Le collectif d’avocat Sylvain Souop qui défend les 39 militants du MRC en appel ce 15 septembre 2022 à la cour d’appel du Centre (Yaoundé) bat en brèche les accusations du ministère public et détruit un à un dans ce mémo, ses arguments.
Les faits incriminés qui font l’objet des multiples procès en cours avec des accusations standardisées (Revolution, Rebellion, Attroupement, en coaction et en complicité) remontent au mois d’Août de l’année 2020, selon les thèses soutenues par les accusateurs, et tel qu’il ressort des copies des pièces consultées par la défense :
Ces incriminations relèvent que le parti politique le Mouvement pour la Renaissance du Cameroun (M R C), dans le cadre de ses activités politiques, avait annoncé des marches pacifiques qui devaient être organisées par ses militants et sympathisants sur l’ensemble du territoire national en date du 22 septembre 2020, dans le but de « s’opposer à la tenue des élections régionales du 06 décembre 2020 », mais aussi à exiger « le départ du Président de la République ».

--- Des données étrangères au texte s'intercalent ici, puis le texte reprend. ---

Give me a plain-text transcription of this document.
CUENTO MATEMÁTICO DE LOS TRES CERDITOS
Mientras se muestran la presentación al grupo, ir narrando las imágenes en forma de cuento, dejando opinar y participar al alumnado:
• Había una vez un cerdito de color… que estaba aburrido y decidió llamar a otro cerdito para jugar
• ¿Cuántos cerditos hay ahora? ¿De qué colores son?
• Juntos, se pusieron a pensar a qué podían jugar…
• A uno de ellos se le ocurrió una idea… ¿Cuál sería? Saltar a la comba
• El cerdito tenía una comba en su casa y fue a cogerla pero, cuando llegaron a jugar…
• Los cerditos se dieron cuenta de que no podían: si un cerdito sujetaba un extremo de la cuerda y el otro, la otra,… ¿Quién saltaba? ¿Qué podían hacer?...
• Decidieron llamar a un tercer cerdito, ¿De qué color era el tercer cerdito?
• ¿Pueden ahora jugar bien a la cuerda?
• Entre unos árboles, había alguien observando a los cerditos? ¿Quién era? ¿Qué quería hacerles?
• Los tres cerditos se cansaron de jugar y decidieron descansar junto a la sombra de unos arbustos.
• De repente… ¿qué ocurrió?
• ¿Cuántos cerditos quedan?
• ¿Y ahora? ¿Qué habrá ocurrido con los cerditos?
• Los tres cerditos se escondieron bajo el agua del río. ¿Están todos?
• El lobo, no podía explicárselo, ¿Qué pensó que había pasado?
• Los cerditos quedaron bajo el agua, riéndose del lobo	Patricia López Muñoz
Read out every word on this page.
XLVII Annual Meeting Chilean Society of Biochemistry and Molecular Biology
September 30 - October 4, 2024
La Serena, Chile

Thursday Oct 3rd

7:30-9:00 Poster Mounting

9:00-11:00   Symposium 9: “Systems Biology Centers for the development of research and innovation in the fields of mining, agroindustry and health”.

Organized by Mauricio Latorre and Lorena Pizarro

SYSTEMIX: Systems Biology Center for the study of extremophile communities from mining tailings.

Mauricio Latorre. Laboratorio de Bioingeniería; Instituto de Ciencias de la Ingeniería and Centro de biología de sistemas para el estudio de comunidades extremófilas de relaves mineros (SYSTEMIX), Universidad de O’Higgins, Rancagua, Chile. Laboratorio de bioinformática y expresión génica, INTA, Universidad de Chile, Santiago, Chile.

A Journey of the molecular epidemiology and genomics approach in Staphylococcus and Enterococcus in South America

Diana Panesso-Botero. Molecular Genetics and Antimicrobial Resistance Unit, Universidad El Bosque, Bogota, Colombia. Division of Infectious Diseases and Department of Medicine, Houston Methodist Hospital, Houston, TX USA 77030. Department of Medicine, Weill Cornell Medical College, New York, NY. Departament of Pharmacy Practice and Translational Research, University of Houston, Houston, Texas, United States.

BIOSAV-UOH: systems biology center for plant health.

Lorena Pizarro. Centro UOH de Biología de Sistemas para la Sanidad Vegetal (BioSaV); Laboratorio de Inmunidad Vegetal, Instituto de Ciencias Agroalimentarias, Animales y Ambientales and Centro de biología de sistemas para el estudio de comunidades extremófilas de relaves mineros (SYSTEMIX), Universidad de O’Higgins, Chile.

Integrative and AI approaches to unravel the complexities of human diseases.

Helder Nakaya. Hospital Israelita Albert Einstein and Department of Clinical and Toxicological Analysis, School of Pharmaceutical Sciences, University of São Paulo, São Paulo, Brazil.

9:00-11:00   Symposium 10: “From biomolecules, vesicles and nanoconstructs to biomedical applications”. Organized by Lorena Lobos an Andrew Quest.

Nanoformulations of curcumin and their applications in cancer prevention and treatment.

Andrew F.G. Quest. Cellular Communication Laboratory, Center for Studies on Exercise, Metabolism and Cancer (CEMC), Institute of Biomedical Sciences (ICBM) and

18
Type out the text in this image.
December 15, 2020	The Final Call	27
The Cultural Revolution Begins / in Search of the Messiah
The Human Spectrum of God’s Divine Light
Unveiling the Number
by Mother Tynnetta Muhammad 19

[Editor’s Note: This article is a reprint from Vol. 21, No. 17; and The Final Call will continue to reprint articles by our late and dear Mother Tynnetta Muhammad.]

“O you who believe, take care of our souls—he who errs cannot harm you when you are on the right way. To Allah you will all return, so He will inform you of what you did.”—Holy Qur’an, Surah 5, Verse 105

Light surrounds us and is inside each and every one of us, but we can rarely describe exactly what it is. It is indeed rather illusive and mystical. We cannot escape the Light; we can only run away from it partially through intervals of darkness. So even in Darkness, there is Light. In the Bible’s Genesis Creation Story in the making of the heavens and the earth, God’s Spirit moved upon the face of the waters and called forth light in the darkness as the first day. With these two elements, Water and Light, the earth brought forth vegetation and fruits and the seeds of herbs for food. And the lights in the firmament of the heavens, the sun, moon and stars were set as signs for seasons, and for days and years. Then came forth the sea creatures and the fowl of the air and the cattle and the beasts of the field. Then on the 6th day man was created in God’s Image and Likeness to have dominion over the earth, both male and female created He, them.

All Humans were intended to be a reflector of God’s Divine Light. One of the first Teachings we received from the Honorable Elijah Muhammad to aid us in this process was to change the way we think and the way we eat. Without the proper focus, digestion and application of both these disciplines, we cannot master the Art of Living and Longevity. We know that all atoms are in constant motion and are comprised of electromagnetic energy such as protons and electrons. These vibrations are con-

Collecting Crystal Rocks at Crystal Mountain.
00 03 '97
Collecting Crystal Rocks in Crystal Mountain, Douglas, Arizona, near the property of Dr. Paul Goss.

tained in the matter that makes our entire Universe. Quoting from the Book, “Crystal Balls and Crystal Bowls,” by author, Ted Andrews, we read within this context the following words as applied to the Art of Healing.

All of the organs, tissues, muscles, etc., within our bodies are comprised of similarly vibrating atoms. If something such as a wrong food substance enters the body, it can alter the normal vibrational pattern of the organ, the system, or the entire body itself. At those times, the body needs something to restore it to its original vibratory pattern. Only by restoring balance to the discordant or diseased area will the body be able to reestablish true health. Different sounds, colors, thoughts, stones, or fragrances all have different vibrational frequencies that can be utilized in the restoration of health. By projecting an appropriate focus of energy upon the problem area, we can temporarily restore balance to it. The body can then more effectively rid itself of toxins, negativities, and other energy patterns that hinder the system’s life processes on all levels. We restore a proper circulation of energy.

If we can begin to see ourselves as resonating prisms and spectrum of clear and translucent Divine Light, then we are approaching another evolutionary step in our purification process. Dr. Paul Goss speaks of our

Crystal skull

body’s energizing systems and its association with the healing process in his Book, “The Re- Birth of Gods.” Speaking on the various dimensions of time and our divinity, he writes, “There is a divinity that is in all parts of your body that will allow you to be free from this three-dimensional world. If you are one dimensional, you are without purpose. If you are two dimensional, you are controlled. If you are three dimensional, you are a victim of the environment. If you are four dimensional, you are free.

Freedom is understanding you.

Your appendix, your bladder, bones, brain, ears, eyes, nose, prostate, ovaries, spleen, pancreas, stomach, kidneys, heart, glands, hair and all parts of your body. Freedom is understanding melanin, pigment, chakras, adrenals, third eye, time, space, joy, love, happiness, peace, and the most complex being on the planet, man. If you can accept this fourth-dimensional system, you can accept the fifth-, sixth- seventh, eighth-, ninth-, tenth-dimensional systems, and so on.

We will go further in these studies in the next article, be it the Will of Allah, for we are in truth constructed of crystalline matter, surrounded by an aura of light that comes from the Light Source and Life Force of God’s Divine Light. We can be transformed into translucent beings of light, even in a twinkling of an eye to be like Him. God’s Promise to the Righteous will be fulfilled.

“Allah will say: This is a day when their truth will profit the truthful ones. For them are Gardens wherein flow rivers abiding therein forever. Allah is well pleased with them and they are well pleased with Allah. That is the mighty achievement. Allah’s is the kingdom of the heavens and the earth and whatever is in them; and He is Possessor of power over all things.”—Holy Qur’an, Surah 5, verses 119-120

Pr FOGUE Trésorier du MRC , les cadres du Parti AWASUM Mispa FRI, BIBOU NISSACK Olivier, ZAMBOUE Pascal et 35 autres qui ont relevé formellement appel, chacun en ce qui le concerne, contre les cinq (5) jugements séparés, rendus les 27 et 28 décembre 2021 et 17 janvier 2022, qui les condamnaient à des peines d’emprisonnement ferme, y sont accusés individuellement et collectivement, d’être en même temps auteurs et complices des faits d’avoir :
- Par des messages WhatsApp et Facebook,
- Par des banderoles et tracts,
- Par usage de leurs téléphones,
- Par des discours et messages du MRC,
- Et par la projection des marches pacifiques,
1- Premièrement : « tenté par la violence de renverser les autorités politiques institués par les lois constitutionnelles, de les mettre dans l’impossibilité d’exercer leurs pouvoirs en l’occurrence le Président de la République »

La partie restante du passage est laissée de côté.